Duration measures a bond's sensitivity to interest rate changes. It represents the weighted average time to receive all cash flows (coupons + principal) — but more practically, it tells you how much a bond's price will change for a 1% change in interest rates.
Types: - Macaulay duration: Weighted average time to receive cash flows, in years. - Modified duration: Best measure of price sensitivity. Formula: Macaulay Duration ÷ (1 + YTM). - Effective duration: Used for bonds with embedded options (callable bonds, MBS); accounts for cash flow changes as rates change.
The rule: For a 1% increase in interest rates, a bond's price falls approximately by its modified duration percentage.

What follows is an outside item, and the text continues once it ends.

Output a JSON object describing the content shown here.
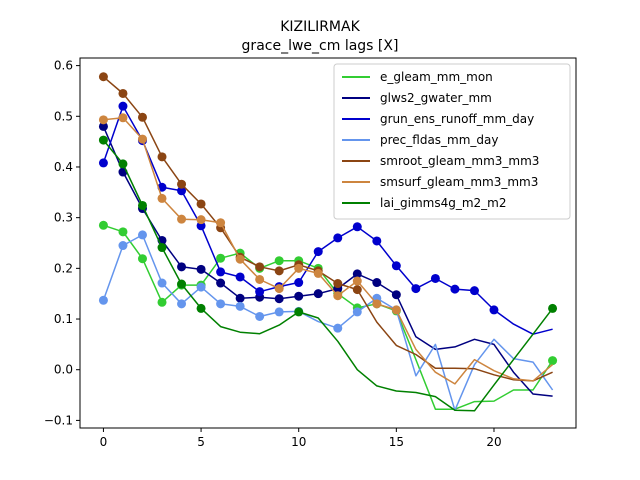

Example: Modified duration = 7. If rates rise 1%, price falls approximately 7%.
Factors affecting duration: - Longer maturity → higher duration (more sensitive to rates). - Lower coupon → higher duration (more weight on distant principal payment). - Lower YTM → higher duration. - Zero-coupon bond: Macaulay duration = maturity (longest possible duration for a given maturity).
Convexity adjustment: Duration is a linear approximation; actual bond price-yield relationship is convex. Convexity adds accuracy for large rate changes.
> Exam tip: Duration is tested heavily on the Series 7, Series 65/66, and CFP®. Key relationships: longer maturity = higher duration = more interest rate risk; zero-coupon bond = duration equals maturity. "Inverse relationship" — duration and price move in opposite directions to rates.